Dr. George Herschel Yeager, a vascular surgeon and administrator who "fixed bodies as well as hospitals," died of complications from a stroke at the University of Maryland Medical Center. He was 92 and lived in Catonsville. Dr. Yeager was born and raised in Cumberland, graduated from the University of West Virginia in 1927 and earned a medical degree from UM in 1929. Dr. Yeager's association with the University of Maryland began in medical school in 1927 and ended in 1973, when he retired as a professor of clinical surgery.
"He was a giant and one of the great figures of the University of Maryland School of Medicine," Dr. Joseph McLaughlin, a professor of surgery at UM's medical school, said yesterday. "One of his great accomplishments was revitalizing Union Memorial both financially and intellectually. He fixed bodies as well as hospitals," he said.
Dr. Yeager also helped establish UM's Shock Trauma Center. "He was Dr. R Adams Cowley's mentor and helped pave the way for the establishment of his shock trauma unit. He realized its potential and became a great supporter of Dr. Cowley's work," Dr. McLaughlin said.
As a surgeon and professor, Dr. Yeager oversaw major medical advancements in vascular surgery. "I graduated from the medical school here in 1929 and finished my residency at the hospital in 1933," he told The Sun in a 1973 interview. "Removing the pancreas was unheard of then; there was very little lung surgery; no antibiotics; not any heart surgery except principally that related to trauma; vascular surgery as we know it now was nonexistent."
Dr. Yeager was director of then-University of Maryland Hospital from 1963 to 1971. After retiring as professor of clinical surgery in 1973, he was elected the first male president in Union Memorial Hospital's 119-year history. He retired again in 1975 and was immediately appointed director of Deaton Hospital until the late 1970s.
During World War II, Dr. Yeager commanded the 42nd General Hospital -- one of four such units activated in Baltimore -- which served in Australia, the Philippines and Japan. By war's end, the unit had treated more than 50,000 patients. He was discharged with the rank of colonel, later became an Air Force reservist and was discharged with the rank of brigadier general.
It was not uncommon for Dr.
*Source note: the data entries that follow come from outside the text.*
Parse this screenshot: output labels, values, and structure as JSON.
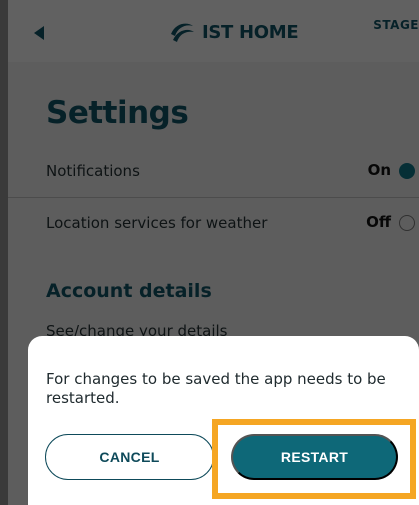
{
  "header": {
    "brand": "IST HOME",
    "stage": "STAGE",
    "back_icon": "back-arrow-icon",
    "logo_icon": "swirl-logo-icon",
    "brand_color": "#0e4a5a"
  },
  "settings": {
    "title": "Settings",
    "rows": [
      {
        "label": "Notifications",
        "value": "On",
        "state": "on"
      },
      {
        "label": "Location services for weather",
        "value": "Off",
        "state": "off"
      }
    ],
    "account_section": "Account details",
    "account_link": "See/change your details"
  },
  "dialog": {
    "message": "For changes to be saved the app needs to be restarted.",
    "cancel_label": "CANCEL",
    "restart_label": "RESTART",
    "accent": "#0e6878",
    "highlight_color": "#f5a623"
  }
}
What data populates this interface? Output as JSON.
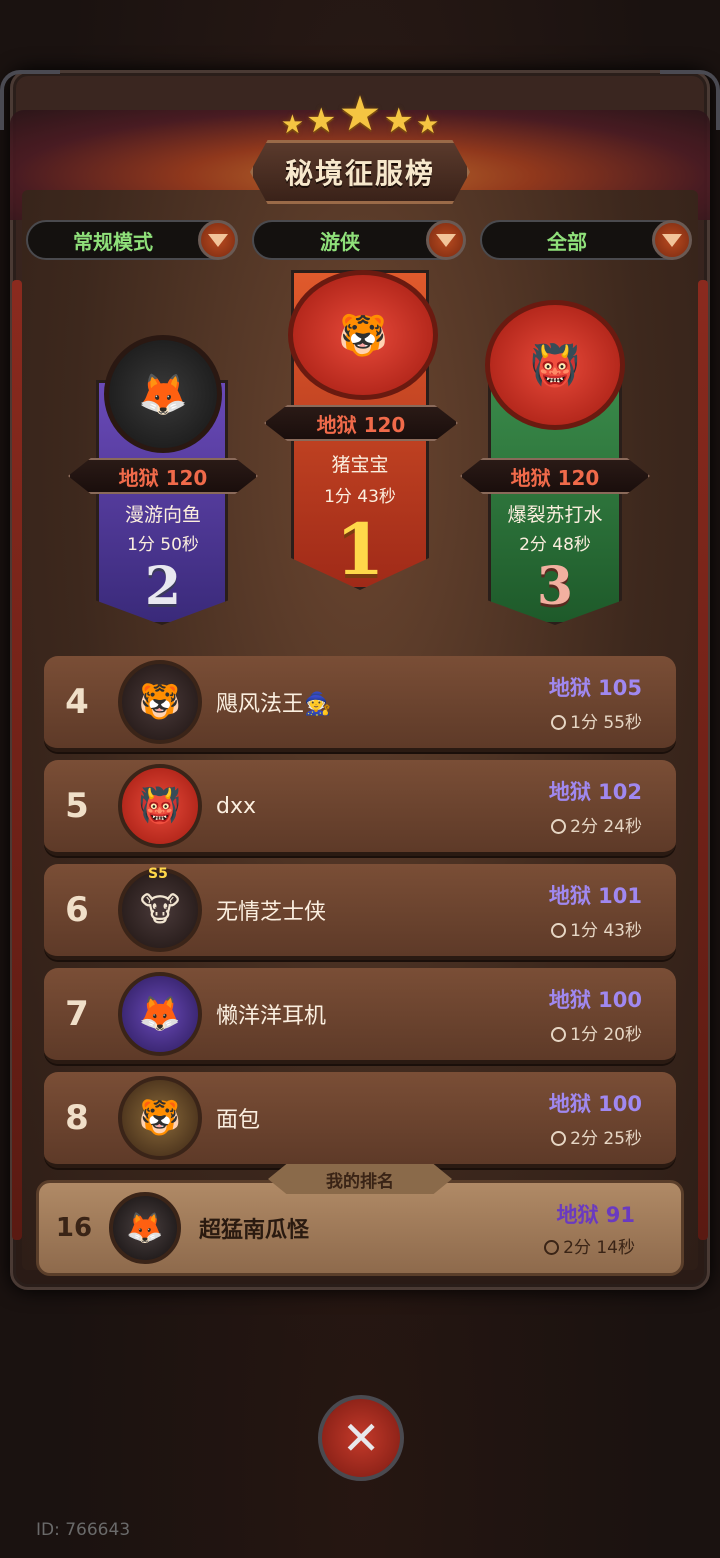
{
  "header": {
    "title": "秘境征服榜",
    "stars": 5
  },
  "filters": {
    "mode": "常规模式",
    "class": "游侠",
    "range": "全部"
  },
  "podium": [
    {
      "rank": "1",
      "difficulty": "地狱 120",
      "name": "猪宝宝",
      "time": "1分 43秒"
    },
    {
      "rank": "2",
      "difficulty": "地狱 120",
      "name": "漫游向鱼",
      "time": "1分 50秒"
    },
    {
      "rank": "3",
      "difficulty": "地狱 120",
      "name": "爆裂苏打水",
      "time": "2分 48秒"
    }
  ],
  "rows": [
    {
      "rank": "4",
      "name": "飓风法王🧙",
      "difficulty": "地狱 105",
      "time": "1分 55秒"
    },
    {
      "rank": "5",
      "name": "dxx",
      "difficulty": "地狱 102",
      "time": "2分 24秒"
    },
    {
      "rank": "6",
      "name": "无情芝士侠",
      "difficulty": "地狱 101",
      "time": "1分 43秒",
      "badge": "S5"
    },
    {
      "rank": "7",
      "name": "懒洋洋耳机",
      "difficulty": "地狱 100",
      "time": "1分 20秒"
    },
    {
      "rank": "8",
      "name": "面包",
      "difficulty": "地狱 100",
      "time": "2分 25秒"
    }
  ],
  "my_rank": {
    "label": "我的排名",
    "rank": "16",
    "name": "超猛南瓜怪",
    "difficulty": "地狱 91",
    "time": "2分 14秒"
  },
  "footer": {
    "user_id": "ID: 766643",
    "close_icon": "close-x-icon"
  },
  "colors": {
    "filter_text": "#8fe07a",
    "difficulty_purple": "#a088f0",
    "difficulty_red": "#f06a4a",
    "gold": "#ffd84a"
  }
}
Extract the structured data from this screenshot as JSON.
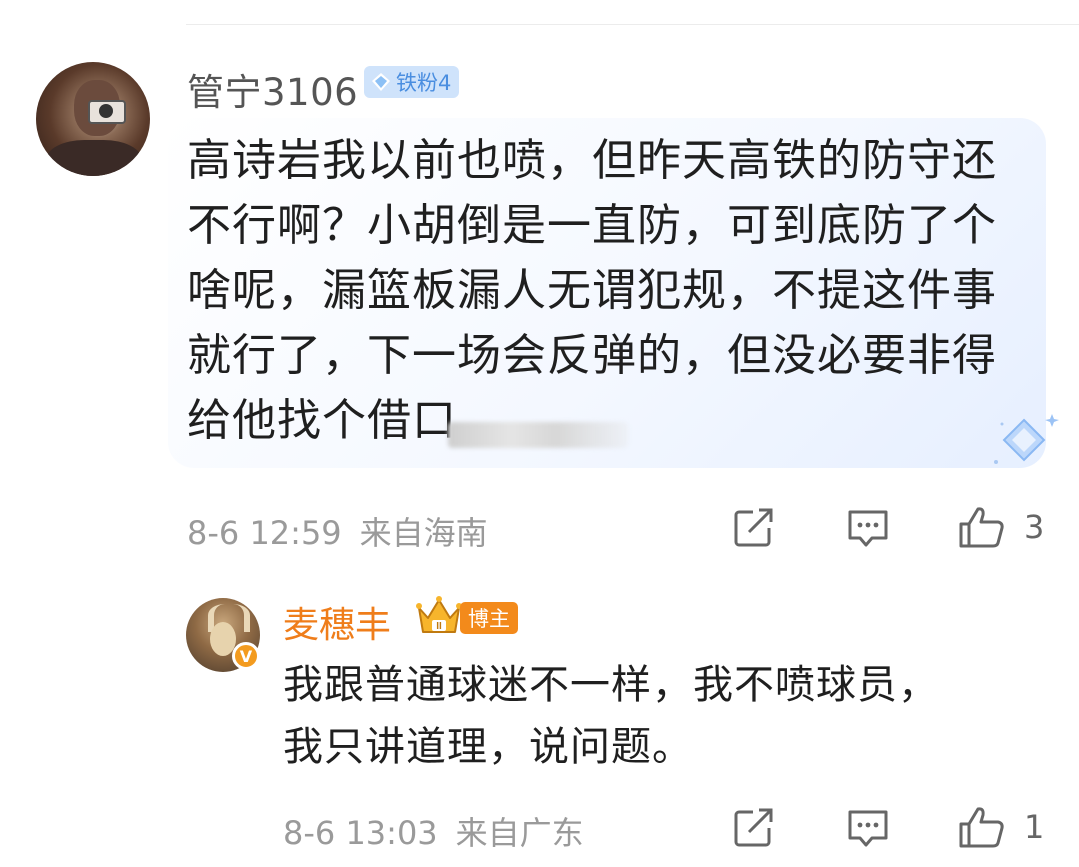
{
  "main_comment": {
    "username": "管宁3106",
    "badge": "铁粉4",
    "text_lines": [
      "高诗岩我以前也喷，但昨天高铁的防守还",
      "不行啊？小胡倒是一直防，可到底防了个",
      "啥呢，漏篮板漏人无谓犯规，不提这件事",
      "就行了，下一场会反弹的，但没必要非得",
      "给他找个借口"
    ],
    "time": "8-6 12:59",
    "location": "来自海南",
    "like_count": "3",
    "icons": [
      "share-icon",
      "comment-icon",
      "like-icon",
      "diamond-decoration-icon"
    ]
  },
  "reply": {
    "username": "麦穗丰",
    "badge": "博主",
    "verified_mark": "V",
    "crown_level": "II",
    "text_lines": [
      "我跟普通球迷不一样，我不喷球员，",
      "我只讲道理，说问题。"
    ],
    "time": "8-6 13:03",
    "location": "来自广东",
    "like_count": "1",
    "icons": [
      "share-icon",
      "comment-icon",
      "like-icon"
    ]
  },
  "colors": {
    "username_gray": "#555555",
    "blogger_orange": "#ef7d1a",
    "fan_badge_blue": "#4a8ee0",
    "meta_gray": "#9a9a9a"
  }
}
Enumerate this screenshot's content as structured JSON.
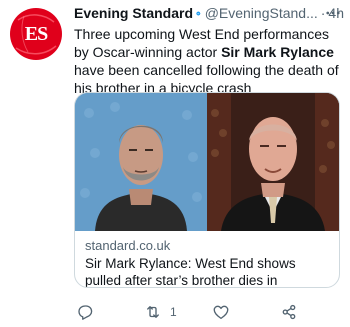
{
  "account": {
    "display_name": "Evening Standard",
    "handle": "@EveningStand...",
    "separator": "·",
    "time": "4h",
    "avatar_text": "ES",
    "brand_color": "#e0001b",
    "verified_color": "#1d9bf0"
  },
  "tweet": {
    "text_before": "Three upcoming West End performances by Oscar-winning actor ",
    "text_bold": "Sir Mark Rylance",
    "text_after": " have been cancelled following the death of his brother in a bicycle crash"
  },
  "card": {
    "domain": "standard.co.uk",
    "title": "Sir Mark Rylance: West End shows pulled after star’s brother dies in motorbike crash"
  },
  "actions": {
    "reply_icon": "comment-icon",
    "retweet_icon": "retweet-icon",
    "retweet_count": "1",
    "like_icon": "heart-icon",
    "share_icon": "share-icon"
  }
}
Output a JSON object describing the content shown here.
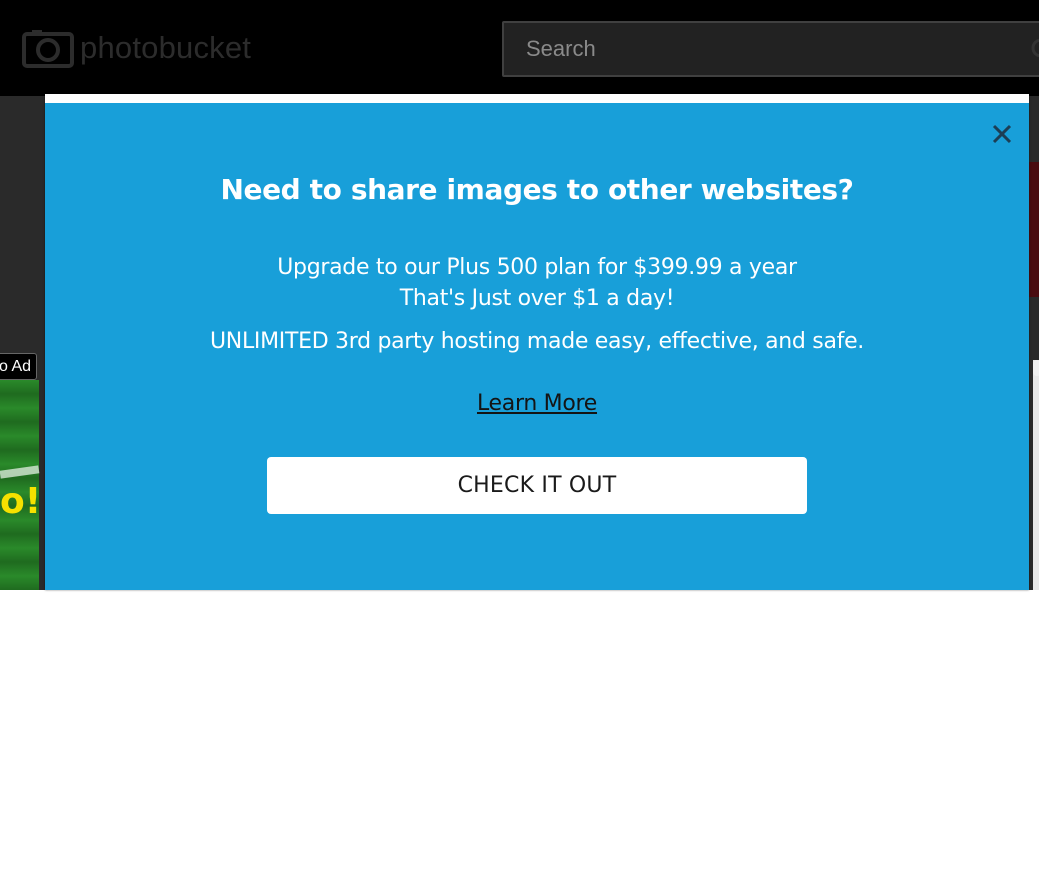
{
  "header": {
    "logo_text": "photobucket",
    "search_placeholder": "Search"
  },
  "ad": {
    "badge": "o Ad",
    "banner_text": "o!!"
  },
  "modal": {
    "title": "Need to share images to other websites?",
    "line1": "Upgrade to our Plus 500 plan for $399.99 a year",
    "line2": "That's Just over $1 a day!",
    "line3": "UNLIMITED 3rd party hosting made easy, effective, and safe.",
    "learn_more": "Learn More",
    "cta_label": "CHECK IT OUT",
    "accent_color": "#189fd9"
  },
  "icons": {
    "close": "close-icon",
    "search": "search-icon",
    "logo": "camera-icon"
  }
}
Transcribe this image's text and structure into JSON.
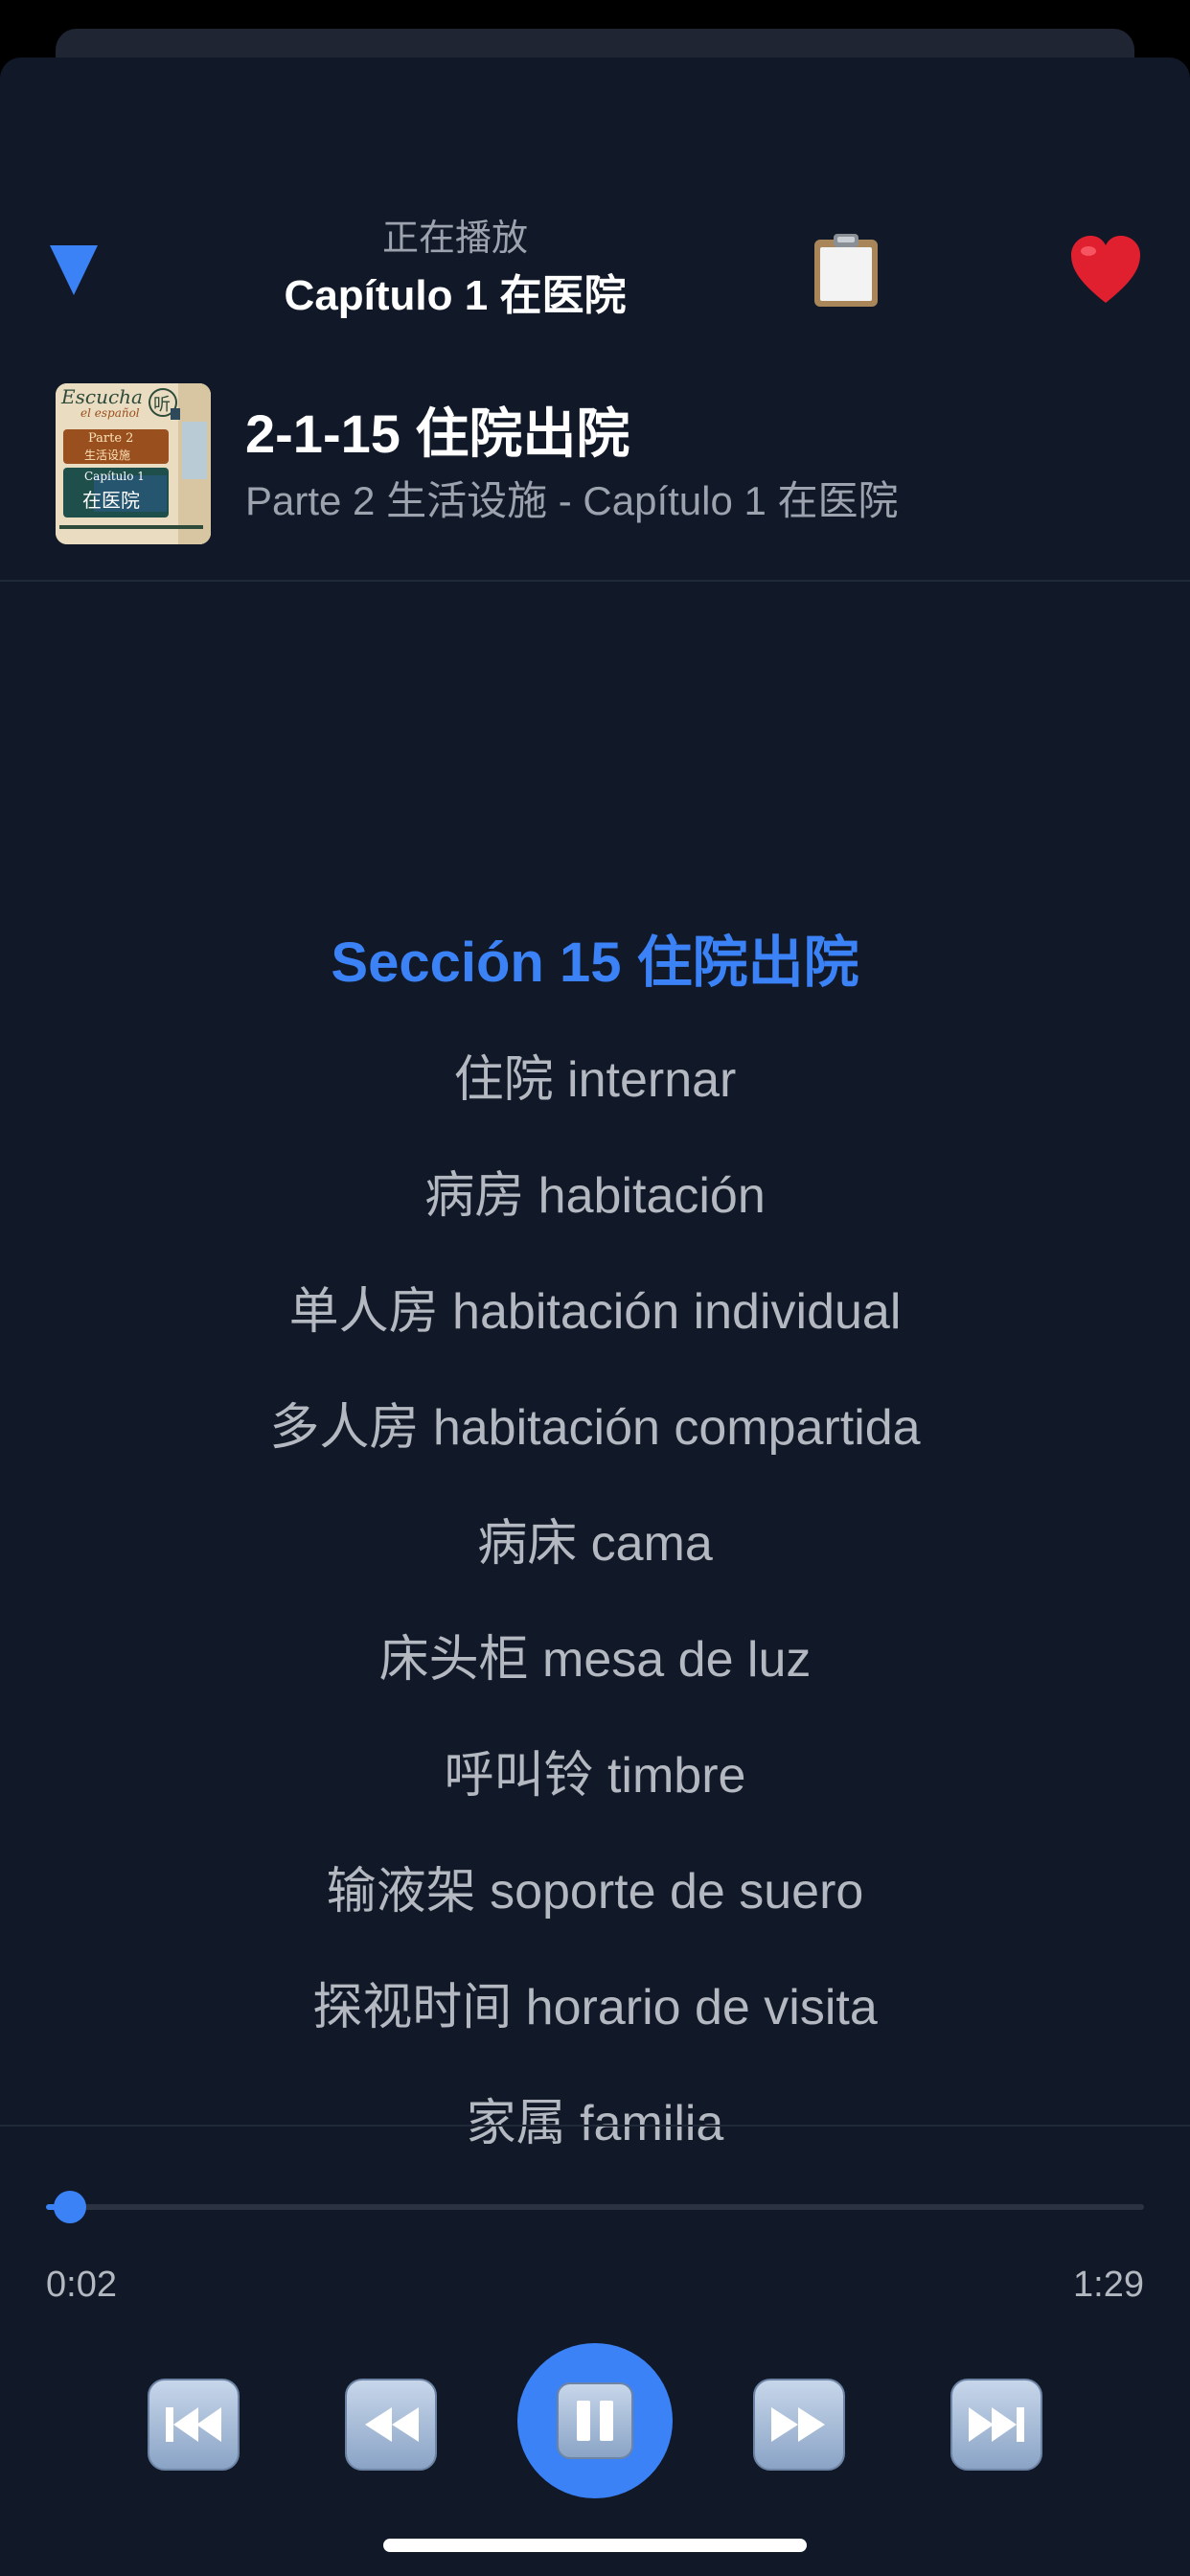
{
  "header": {
    "subtitle": "正在播放",
    "title": "Capítulo 1 在医院",
    "collapse_icon": "triangle-down-icon",
    "playlist_icon": "clipboard-icon",
    "favorite_icon": "heart-icon"
  },
  "track": {
    "title": "2-1-15 住院出院",
    "subtitle": "Parte 2 生活设施 - Capítulo 1 在医院",
    "cover": {
      "line1": "Escucha",
      "line2": "el español",
      "badge": "听",
      "part": "Parte 2",
      "part_cn": "生活设施",
      "chapter": "Capítulo 1",
      "chapter_cn": "在医院"
    }
  },
  "lyrics": {
    "active": "Sección 15 住院出院",
    "lines": [
      "住院 internar",
      "病房 habitación",
      "单人房 habitación individual",
      "多人房 habitación compartida",
      "病床 cama",
      "床头柜 mesa de luz",
      "呼叫铃 timbre",
      "输液架 soporte de suero",
      "探视时间 horario de visita",
      "家属 familia"
    ]
  },
  "player": {
    "elapsed": "0:02",
    "total": "1:29",
    "progress": 0.022,
    "state": "playing",
    "controls": [
      "skip-back-icon",
      "rewind-icon",
      "pause-icon",
      "fast-forward-icon",
      "skip-forward-icon"
    ]
  },
  "colors": {
    "accent": "#3b82f6",
    "background": "#111827",
    "heart": "#e0202f"
  }
}
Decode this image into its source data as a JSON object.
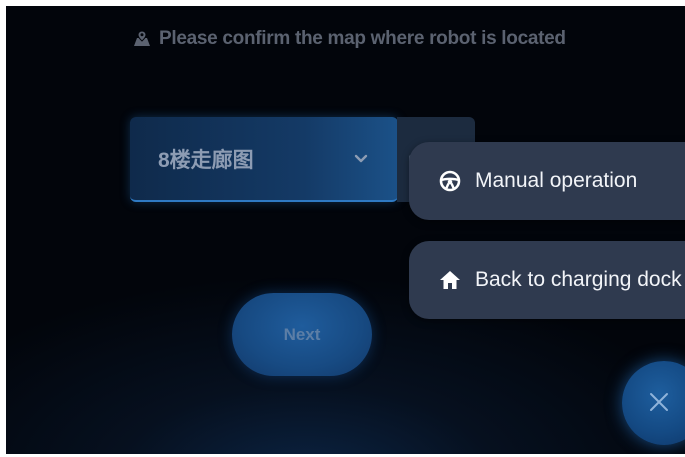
{
  "prompt": {
    "icon": "map-pin-icon",
    "text": "Please confirm the map where robot is located"
  },
  "map_select": {
    "selected_value": "8楼走廊图",
    "icon": "chevron-down-icon"
  },
  "next_button": {
    "label": "Next"
  },
  "action_menu": {
    "items": [
      {
        "label": "Manual operation",
        "icon": "steering-wheel-icon"
      },
      {
        "label": "Back to charging dock",
        "icon": "home-icon"
      }
    ]
  },
  "close_button": {
    "icon": "close-icon"
  },
  "colors": {
    "background": "#02050b",
    "select_fill": "#143a66",
    "menu_fill": "#2f3a4f",
    "accent_blue": "#1f5c9c",
    "muted_text": "#5b6270"
  }
}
Yeager to begin surgery at 7: 30 a.m. and continue until 7 p.m. or 8 p.m. He combined this schedule with teaching, writing for numerous medical publications and serving as a consultant to the U.S. surgeon general. He explained his devotion to his work in the 1973 article: "It's more characteristic of my generation to have the attitude of giving a lot of time. The volunteer, non-paid, visiting doctor was once the backbone of medical schools.
"Administration is not as tiring or demanding as surgery, but it's more frustrating. You're dealing with intangibles, having to equate the needs of one individual against the needs of another, always putting the needs of the patient first."
A project that he was most proud of was the $1.5 million restoration of Davidge Hall, on the medical school campus at Lombard and Greene streets, in 1982. Built in 1812 and modeled on the Pantheon in Rome, it was Maryland's first permanent medical school building and the oldest building in the Western Hemisphere continuously used for medical instruction.
When asked why he undertook the project, Dr. Yeager replied with characteristic brevity: "I thought it was high time." He was instrumental in having the building listed on the National Register of Historic Places. It was selected as a National Historic Landmark.
His professional memberships included the Society of Vascular Surgery, which he helped establish in 1947; the American College of Surgeons; American Board of Surgery; American Surgical Association; Southern Surgical Association; and American Medical Writers Association.
He had been a member of the Maryland State Medical Journal and was president of the Medical and Chirurgical Faculty of Maryland in 1955.